L’implantation de l’incinérateur est, localement, un parfait exemple, de l’effondrement démocratique qui secoue notre vie politique. Pour le comprendre, il suffit de rappeler les grandes étapes de ce projet.

Début 2010

En pleine négociation sur le renouvellement de la Charte du Parc Naturel, les élus s’accordent sur un article protecteur. Rien de bien méchant. Il s’agit, comme cela se fait ailleurs, d’interdire, dans le périmètre du PNRFO, l’implantation d’un incinérateur et d’un centre de déchets nucléaires. Pour n’importe qui, c’est là le moins que l’on puisse faire pour protéger un espace naturel.

Juin 2010.

Et pourtant, après avoir été validée par le ministère, les uns et les autres découvrent dans cette charte, qu’un article, ce fameux article 49, a été purement et simplement ré-écrit sous la pression assumée de Nicolas Dhuicq ! Trahis, les élus locaux auraient pu réagir. Il n’en a rien été... Yves Fournier, au nom du Conseil Régional, a sauté trois fois sur sa chaise. Mais, sans doute blessé au fondement, il a aussi laissé faire. Quant aux écolos du Conseil Régional... silence-radio.

1er Juillet 2010.

La main sur le cœur, face à la polémique, Danièle Boeglin [1] déclare à propos de la venue d’un éventuel incinérateur : « Ce serait totalement impensable de proposer un tel projet dans le Parc ».

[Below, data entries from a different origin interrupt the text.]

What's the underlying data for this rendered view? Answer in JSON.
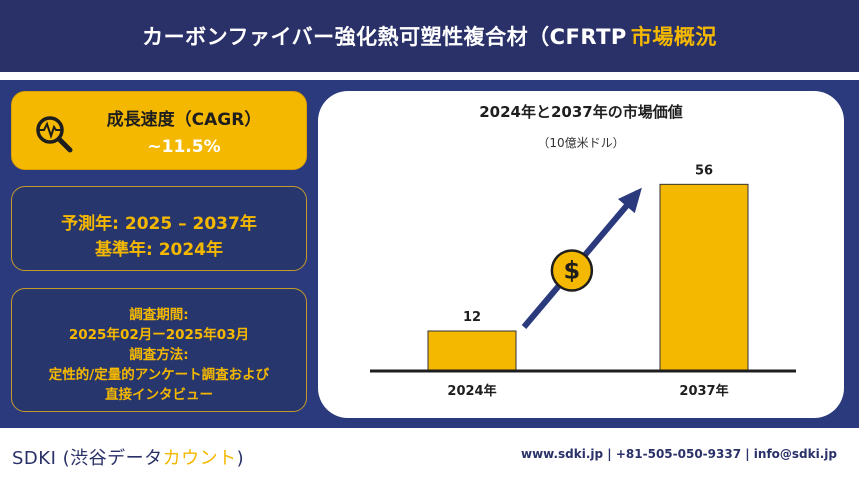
{
  "header": {
    "title_main": "カーボンファイバー強化熱可塑性複合材（CFRTP",
    "title_accent": "市場概況"
  },
  "cagr": {
    "title": "成長速度（CAGR）",
    "value": "~11.5%",
    "icon": "magnifier-pulse-icon"
  },
  "forecast": {
    "forecast_year": "予測年: 2025 – 2037年",
    "base_year": "基準年: 2024年"
  },
  "research": {
    "period_label": "調査期間:",
    "period_value": "2025年02月ー2025年03月",
    "method_label": "調査方法:",
    "method_value_1": "定性的/定量的アンケート調査および",
    "method_value_2": "直接インタビュー"
  },
  "chart_data": {
    "type": "bar",
    "title": "2024年と2037年の市場価値",
    "unit": "（10億米ドル）",
    "categories": [
      "2024年",
      "2037年"
    ],
    "values": [
      12,
      56
    ],
    "ylim": [
      0,
      60
    ],
    "grid": false,
    "bar_color": "#f5b800",
    "arrow_color": "#2b3a7c",
    "coin_icon": "dollar-coin-icon"
  },
  "footer": {
    "brand_main": "SDKI (渋谷データ",
    "brand_accent": "カウント",
    "brand_end": ")",
    "contact": "www.sdki.jp  | +81-505-050-9337  | info@sdki.jp"
  },
  "colors": {
    "navy": "#2a3168",
    "panel": "#2b3a7c",
    "accent": "#f5b800"
  }
}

La sous-préfète de l’époque et quelques têtes pensantes expliquent également, avec le plus grand sérieux, qu’ils ne comprennent pas cette modification... D’ailleurs, disent-ils, cet article «  qui a toujours été polémique était vraisemblablement ce qui bloquait la signature du décret  ». Et d’ajouter, qu’il n’est, de toutes les façons, pas question d’implanter un incinérateur. Donc, si on comprend bien, l’article 49 a été réécrit à cause de la mention concernant l’interdiction d’un incinérateur ; incinérateur qui, de toutes les manières, n’est pas prévu !! Pourquoi alors cet article gênait-il autant ?

Reste à savoir s’il existe quelques benêts dans l’Aube pour croire que l’on puisse modifier cet article, pour permettre d’implanter un incinérateur, sans avoir, derrière la tête, l’idée d’implanter un incinérateur ?!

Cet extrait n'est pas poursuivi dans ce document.